Answer:  First, congratulations on being debt free!  That is one of the major goals we have for each of our clients.  When moving money out of your 401k be sure to roll the funds over into an IRA to avoid immediate income taxes.  If you want to avoid stock market risks, all of your fixed income choices (CDs, money market, short-term high quality bonds) will offer only very modest returns.  The good news is that you will have fairly quick and easy access to your money.  I’d recommend rolling to a discount broker such as Charles Schwab, Vanguard or Fidelity.

Regarding the change to the International Dollar Standard…scare mongers are writing a lot about the collapse of the dollar based on the International Monetary Fund’s October 20th meeting this year.  The story is that China will move in and replace the U.S. Dollar as the world reserve currency causing the apocalyptical collapse of the dollar and our way of life.  It’s true that China is pushing to have their currency officially included in the basket of world reserve currencies  (called Special Drawing Rights or SDRs) managed by the IMF but I suspect the impact will be minimal.  If you’ve ever traveled outside the United States, you quickly realize that there is no place like America.  I assure you, if there is a global financial crisis, the world will look to the U.S. Dollar as the safe haven of choice.

Reader Question:  Any advice for five siblings (all in our 60’s and 70’s) who own a river front lot in south Alabama, with 14 children between them? We want to figure out the best way to leave the property to them with possible buy-outs from some of them. Many of them live across country and will not be able to use it often. Some are better able to buy out than others.

Answer:  It’s not unusual for family members to have the desire to keep the ‘family land’ intact for future generations to enjoy.  I suspect this land was originally owned by your parents or perhaps their parents before them.  Once land is passed through a couple of generations, it often becomes a challenge to keep the ‘happy’ in the land because of cross-purposes of the cousins.  Some have no interest in the land, others love it and use it often and everyone’s ability to fund it varies.  The first thing I would consider is placing the land in a limited liability company (LLC).  The LLC will provide some liability protection and make it easier to transfer the various owners’ interests in and out of the property.  The most successful of these types of transfers include both a transfer of the land and enough cash that can be invested to fund the upkeep and expenses along with at least partially funding a potential buy-out or two.  In many cases, the best option is to either sell the property or determine which child or children want the land and make arrangements for them to receive it while the disinterested children receive something of equal value from your estates.

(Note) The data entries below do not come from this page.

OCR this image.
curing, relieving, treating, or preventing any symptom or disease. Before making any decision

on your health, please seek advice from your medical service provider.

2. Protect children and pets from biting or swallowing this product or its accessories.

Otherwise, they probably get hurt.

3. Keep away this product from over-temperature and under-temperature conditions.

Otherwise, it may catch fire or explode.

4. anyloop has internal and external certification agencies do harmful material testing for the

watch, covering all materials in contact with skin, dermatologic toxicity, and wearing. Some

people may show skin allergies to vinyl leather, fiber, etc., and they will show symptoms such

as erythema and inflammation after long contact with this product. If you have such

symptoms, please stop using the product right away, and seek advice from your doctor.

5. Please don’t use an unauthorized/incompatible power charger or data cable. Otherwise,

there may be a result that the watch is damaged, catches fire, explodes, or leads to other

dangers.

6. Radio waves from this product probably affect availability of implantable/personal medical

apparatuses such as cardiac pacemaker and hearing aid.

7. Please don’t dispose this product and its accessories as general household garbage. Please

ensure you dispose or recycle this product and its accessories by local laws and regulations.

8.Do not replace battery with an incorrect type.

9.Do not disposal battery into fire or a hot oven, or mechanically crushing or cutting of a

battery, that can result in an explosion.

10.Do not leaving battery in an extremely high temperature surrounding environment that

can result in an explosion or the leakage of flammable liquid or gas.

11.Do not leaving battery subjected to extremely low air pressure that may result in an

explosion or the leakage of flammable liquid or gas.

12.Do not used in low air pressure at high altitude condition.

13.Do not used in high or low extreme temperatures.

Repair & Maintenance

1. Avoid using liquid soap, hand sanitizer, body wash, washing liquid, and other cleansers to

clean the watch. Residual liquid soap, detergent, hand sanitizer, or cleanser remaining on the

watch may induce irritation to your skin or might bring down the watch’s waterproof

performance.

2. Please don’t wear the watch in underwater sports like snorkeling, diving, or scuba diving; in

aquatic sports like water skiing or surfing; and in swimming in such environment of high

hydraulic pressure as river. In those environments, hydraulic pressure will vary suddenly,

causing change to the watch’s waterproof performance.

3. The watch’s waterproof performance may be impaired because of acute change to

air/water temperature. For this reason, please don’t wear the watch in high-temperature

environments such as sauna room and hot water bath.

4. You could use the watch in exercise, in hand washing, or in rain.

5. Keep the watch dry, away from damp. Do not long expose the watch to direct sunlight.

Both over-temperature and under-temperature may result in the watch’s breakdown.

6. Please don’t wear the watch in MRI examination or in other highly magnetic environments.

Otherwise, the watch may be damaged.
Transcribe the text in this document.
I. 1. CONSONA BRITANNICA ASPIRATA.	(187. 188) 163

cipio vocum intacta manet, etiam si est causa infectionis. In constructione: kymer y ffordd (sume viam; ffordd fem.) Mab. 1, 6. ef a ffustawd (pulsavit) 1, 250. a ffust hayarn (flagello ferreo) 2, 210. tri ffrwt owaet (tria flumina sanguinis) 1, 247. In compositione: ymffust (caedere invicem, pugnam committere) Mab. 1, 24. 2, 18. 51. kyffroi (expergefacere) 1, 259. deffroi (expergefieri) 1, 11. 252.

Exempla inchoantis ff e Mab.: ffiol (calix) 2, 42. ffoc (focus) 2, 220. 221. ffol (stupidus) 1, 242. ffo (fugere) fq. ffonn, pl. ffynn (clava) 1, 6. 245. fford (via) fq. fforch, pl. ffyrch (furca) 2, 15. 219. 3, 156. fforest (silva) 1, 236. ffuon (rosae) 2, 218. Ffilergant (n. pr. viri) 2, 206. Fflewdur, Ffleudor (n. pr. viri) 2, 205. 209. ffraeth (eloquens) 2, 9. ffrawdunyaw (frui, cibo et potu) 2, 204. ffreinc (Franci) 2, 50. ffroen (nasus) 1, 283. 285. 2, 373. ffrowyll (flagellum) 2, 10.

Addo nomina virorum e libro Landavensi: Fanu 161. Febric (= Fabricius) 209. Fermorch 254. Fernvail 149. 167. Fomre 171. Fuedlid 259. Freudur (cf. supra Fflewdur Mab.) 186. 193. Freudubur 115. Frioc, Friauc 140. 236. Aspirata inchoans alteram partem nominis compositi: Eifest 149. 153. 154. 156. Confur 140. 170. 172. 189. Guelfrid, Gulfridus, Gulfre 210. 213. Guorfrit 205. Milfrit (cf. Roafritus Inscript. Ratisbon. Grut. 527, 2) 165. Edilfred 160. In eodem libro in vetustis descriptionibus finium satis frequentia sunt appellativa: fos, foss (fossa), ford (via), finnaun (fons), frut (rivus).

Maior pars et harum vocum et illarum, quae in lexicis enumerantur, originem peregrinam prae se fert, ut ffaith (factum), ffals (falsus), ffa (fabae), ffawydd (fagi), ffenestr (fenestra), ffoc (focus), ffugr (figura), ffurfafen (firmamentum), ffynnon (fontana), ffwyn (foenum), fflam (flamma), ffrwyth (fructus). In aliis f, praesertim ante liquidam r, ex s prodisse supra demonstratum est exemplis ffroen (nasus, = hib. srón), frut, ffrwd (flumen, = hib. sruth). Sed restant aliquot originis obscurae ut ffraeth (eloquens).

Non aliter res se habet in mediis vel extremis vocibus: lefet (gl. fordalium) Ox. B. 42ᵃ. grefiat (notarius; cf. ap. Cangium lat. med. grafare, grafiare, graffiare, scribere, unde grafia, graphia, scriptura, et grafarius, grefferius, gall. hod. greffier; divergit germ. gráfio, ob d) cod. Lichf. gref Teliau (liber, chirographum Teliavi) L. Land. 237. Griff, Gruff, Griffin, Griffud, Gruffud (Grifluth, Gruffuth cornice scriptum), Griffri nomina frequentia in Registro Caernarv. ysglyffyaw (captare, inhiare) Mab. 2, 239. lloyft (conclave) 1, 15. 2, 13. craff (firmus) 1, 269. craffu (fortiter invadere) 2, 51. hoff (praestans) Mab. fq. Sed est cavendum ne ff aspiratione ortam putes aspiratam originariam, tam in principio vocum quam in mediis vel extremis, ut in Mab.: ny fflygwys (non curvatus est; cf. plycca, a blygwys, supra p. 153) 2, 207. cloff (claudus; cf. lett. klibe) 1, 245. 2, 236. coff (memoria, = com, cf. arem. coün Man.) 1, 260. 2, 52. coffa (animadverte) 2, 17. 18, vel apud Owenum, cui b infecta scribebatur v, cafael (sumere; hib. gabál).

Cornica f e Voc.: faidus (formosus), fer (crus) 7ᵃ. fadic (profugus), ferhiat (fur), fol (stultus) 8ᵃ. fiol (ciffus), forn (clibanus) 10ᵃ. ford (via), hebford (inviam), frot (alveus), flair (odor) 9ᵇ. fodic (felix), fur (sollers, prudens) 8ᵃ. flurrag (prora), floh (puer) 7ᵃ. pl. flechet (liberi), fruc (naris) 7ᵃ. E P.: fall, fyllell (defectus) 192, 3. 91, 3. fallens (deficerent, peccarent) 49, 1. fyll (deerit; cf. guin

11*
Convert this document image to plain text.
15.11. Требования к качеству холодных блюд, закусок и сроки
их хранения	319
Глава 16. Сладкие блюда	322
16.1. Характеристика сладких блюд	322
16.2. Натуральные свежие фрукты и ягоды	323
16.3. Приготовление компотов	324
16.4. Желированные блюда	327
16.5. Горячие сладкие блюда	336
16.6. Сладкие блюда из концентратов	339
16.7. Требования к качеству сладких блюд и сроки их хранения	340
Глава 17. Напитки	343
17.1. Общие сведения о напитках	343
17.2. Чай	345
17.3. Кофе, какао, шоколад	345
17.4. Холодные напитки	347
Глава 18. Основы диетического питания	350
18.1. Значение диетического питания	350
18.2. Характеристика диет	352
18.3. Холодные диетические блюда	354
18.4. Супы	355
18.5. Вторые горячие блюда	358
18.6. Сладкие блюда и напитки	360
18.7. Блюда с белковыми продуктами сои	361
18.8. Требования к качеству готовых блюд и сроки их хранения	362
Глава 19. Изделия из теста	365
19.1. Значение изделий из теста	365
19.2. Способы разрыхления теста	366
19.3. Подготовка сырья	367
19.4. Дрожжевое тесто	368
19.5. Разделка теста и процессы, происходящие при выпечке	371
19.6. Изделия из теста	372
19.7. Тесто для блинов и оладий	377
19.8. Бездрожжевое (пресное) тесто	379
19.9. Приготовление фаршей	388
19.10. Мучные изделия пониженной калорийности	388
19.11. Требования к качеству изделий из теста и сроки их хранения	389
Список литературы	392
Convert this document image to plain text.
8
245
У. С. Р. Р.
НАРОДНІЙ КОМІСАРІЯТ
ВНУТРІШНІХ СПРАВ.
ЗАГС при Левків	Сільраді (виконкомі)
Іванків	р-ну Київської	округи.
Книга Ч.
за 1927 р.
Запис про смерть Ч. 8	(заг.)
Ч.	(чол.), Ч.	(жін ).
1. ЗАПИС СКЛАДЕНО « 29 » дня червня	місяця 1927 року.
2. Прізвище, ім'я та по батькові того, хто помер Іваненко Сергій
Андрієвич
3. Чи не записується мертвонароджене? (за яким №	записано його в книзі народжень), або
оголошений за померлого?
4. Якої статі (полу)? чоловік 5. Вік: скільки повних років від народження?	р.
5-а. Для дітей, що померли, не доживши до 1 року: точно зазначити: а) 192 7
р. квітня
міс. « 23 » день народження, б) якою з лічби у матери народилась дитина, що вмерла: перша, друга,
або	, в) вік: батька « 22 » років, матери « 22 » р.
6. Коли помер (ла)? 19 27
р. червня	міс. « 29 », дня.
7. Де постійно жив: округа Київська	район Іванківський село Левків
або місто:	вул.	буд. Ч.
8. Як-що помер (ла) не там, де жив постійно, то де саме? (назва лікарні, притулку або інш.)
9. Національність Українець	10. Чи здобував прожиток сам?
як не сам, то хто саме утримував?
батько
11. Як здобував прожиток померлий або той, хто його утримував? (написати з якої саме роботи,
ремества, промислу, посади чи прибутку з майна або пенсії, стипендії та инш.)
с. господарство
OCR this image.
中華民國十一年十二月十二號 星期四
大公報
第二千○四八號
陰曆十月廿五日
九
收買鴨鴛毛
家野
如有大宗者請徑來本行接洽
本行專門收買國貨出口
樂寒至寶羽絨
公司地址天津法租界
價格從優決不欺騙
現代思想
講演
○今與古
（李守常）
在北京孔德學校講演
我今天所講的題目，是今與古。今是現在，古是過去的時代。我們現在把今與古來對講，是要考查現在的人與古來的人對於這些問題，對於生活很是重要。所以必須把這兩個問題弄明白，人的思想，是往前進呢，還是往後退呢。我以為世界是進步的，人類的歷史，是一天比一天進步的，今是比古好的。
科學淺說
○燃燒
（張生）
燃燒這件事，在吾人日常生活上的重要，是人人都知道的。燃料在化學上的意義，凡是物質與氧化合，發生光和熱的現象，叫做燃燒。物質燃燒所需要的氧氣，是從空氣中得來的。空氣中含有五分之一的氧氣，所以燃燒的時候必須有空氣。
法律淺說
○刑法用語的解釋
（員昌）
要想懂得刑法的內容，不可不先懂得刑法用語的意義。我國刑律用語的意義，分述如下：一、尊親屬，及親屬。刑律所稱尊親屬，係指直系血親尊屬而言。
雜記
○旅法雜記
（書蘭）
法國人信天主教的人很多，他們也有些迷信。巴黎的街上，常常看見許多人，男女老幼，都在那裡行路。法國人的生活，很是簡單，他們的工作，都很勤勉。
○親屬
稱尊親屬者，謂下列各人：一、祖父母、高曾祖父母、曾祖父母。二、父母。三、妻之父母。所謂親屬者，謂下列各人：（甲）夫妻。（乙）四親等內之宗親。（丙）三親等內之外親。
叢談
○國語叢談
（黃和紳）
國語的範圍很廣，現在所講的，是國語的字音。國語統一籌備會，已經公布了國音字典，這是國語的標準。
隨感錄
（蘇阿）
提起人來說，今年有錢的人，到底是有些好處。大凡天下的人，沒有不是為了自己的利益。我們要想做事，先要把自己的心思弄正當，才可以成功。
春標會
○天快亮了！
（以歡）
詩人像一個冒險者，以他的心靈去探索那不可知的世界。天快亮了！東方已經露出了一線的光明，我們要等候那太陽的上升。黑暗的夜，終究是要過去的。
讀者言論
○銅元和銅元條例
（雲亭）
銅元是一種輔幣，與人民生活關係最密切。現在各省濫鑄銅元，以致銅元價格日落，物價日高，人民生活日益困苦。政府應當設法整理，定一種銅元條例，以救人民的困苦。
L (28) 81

Reader Question:  You recently wrote about the perils of being on the board of directors of a corporation.  Does the same liability you speak of apply to people who are board members of a company that is operated as a partnership? Should my business partners and I have Directors Liability Coverage?

Answer:  Depending on the type of partnership, your level of personal liability when operating as a partner in a partnership may very well be higher than if you operated as a corporation.  In a general partnership, you can be held liable for acts of another partner even if you didn’t authorize the action or even if you were not aware of the action taken.  Your first line of defense here is to choose your partners very carefully.  You’ll also want to have legal agreements drawn that outline restrictions related to partner activities as well as remedies for violations such as hold-harmless clauses.  You’ll also want to have your property and casualty insurance agent review the best options for liability insurance.  Because of the many potential pitfalls of general partnerships, most folks now opt for operating under an S-corporation, C-corporation (typically large businesses such as public corporations), or a limited liability company (LLC).